「コミュニティ・スクール」とは?【知っておきたい教育用語】
地域と学校が協働し、よりよい学校をつくるための制度である「コミュニティ・スクール(学校運営協議会制度)」。実際、どのような学校(制度)なのか、基本的な仕組みと実際の取組について解説していきます。
執筆/創価大学大学院教職研究科教授・宮崎猛

目次
コミュニティ・スクールとは
【コミュニティ・スクール】
学校運営に地域住民や保護者が積極的に関与する仕組みをもつ学校。正式には、「学校運営協議会制度」を導入した学校を指す。この制度は学校と地域が一体となって子どもたちを育てることをめざし、「地域とともにある学校」を実現するために設けられた。
コミュニティ・スクール制度は、2000年の中央教育審議会答申を契機として議論が始まりました。その背景には、少子化や地域社会の変容により、学校と地域のつながりが希薄化している現状がありました。

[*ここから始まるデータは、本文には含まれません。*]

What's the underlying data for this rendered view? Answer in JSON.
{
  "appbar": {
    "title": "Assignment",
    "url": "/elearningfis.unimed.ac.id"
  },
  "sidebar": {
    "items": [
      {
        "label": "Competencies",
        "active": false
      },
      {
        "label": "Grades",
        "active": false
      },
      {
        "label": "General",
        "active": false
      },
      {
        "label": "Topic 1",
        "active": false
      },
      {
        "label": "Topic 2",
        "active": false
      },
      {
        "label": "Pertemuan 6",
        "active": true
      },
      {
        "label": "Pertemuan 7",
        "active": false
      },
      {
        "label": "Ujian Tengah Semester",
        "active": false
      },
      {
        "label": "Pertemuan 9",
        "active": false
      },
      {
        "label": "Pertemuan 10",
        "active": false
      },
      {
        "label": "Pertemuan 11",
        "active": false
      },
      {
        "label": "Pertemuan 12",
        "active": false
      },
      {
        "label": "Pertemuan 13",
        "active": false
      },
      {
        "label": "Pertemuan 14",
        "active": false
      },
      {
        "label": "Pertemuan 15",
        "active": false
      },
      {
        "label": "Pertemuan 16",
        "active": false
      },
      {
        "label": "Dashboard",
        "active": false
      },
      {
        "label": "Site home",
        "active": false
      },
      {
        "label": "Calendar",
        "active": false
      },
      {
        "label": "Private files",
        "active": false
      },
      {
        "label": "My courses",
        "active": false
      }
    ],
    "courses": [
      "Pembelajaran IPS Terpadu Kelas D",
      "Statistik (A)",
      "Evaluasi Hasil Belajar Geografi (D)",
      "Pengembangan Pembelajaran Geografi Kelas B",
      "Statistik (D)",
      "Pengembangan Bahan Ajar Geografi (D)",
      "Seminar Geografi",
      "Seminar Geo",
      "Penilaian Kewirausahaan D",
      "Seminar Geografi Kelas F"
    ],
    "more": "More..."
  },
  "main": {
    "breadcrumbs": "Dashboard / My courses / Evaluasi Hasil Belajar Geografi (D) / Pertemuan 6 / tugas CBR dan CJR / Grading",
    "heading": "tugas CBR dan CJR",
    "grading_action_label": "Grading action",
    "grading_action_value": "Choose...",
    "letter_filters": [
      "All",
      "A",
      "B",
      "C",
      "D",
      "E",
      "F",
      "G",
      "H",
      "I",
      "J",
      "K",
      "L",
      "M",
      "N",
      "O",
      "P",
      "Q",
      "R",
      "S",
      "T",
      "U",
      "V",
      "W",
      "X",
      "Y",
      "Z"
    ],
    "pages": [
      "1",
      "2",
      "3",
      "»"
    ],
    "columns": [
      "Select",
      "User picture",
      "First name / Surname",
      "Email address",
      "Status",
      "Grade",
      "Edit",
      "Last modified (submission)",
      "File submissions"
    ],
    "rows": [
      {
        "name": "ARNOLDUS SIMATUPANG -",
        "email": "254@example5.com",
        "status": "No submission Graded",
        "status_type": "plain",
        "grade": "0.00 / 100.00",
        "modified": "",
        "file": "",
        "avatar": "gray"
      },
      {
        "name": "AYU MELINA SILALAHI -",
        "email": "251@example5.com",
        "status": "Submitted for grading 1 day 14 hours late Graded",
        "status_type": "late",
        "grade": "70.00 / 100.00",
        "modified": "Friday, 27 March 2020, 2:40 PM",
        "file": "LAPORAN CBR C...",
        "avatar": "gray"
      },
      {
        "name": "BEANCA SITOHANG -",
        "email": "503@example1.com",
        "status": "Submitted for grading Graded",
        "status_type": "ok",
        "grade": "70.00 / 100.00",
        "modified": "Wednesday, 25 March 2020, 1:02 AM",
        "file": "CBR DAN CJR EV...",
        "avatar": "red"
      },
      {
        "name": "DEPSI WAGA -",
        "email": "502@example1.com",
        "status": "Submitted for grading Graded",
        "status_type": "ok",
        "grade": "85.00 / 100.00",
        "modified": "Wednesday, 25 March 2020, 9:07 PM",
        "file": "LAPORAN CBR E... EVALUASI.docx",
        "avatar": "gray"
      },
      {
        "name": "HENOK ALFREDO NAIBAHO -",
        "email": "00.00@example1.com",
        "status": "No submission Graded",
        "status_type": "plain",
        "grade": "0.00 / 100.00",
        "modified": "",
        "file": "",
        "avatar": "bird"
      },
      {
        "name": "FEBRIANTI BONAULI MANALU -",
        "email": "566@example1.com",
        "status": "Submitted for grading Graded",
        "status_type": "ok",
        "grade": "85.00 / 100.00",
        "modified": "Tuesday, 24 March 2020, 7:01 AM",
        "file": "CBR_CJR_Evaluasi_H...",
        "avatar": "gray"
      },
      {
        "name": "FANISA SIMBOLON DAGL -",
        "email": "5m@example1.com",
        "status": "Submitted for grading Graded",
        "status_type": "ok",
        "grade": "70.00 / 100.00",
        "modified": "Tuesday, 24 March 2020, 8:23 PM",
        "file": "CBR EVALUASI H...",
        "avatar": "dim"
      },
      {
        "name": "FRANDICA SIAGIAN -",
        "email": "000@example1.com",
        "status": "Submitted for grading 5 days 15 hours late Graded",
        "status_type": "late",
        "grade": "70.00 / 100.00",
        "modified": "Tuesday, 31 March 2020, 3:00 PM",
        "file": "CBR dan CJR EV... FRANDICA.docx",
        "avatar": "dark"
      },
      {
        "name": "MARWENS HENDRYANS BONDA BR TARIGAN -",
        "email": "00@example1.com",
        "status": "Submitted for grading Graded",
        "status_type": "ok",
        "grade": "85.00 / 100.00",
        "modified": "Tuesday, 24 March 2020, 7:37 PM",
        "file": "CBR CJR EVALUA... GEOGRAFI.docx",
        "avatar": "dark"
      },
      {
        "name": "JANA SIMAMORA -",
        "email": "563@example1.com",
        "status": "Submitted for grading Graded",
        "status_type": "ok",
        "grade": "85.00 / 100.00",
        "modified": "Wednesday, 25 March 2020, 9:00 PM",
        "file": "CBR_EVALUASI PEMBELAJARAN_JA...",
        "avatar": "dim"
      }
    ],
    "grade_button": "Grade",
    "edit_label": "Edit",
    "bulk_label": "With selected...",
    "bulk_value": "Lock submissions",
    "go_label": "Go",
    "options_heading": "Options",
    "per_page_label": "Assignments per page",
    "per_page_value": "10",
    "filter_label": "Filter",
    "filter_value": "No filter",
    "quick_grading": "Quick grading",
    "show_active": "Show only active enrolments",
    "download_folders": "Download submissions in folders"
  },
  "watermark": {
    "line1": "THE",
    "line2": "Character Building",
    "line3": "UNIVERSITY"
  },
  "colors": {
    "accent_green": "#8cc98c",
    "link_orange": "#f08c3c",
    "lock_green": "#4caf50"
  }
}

2004年には学校運営協議会制度が法制化され、正式にコミュニティ・スクールが導入されました。制度開始以降、全国の学校で導入が進み、2023年度末時点では、約42%の公立学校がコミュニティ・スクールとして運営されています。
コミュニティ・スクールの基本的な仕組み
下の図のような仕組みで構成されています。

コミュニティ・スクールの中核となるのが学校運営協議会です。この協議会は、保護者、地域住民、教育関係者など多様なメンバーで構成されています。学校運営協議会の主な役割は以下の3つです。
①学校運営方針の承認
校長が策定した学校運営の基本方針を承認。
②意見の提供
学校運営や教育活動について意見を述べ、改善点を提案。
③教職員の任用への関与
教育委員会が行う教職員の任用に関する意見を述べることで、学校と地域のニーズを反映。
学校運営協議会は校長の権限を奪う組織ではなく、校長と対話しながら学校運営を支える役割を担っています。そのため、最終的な学校運営の責任は校長にあります。また、学校運営協議会に教職員の人事決定権はありません。意見を述べることはできるため、助言の範囲で関与できることになります。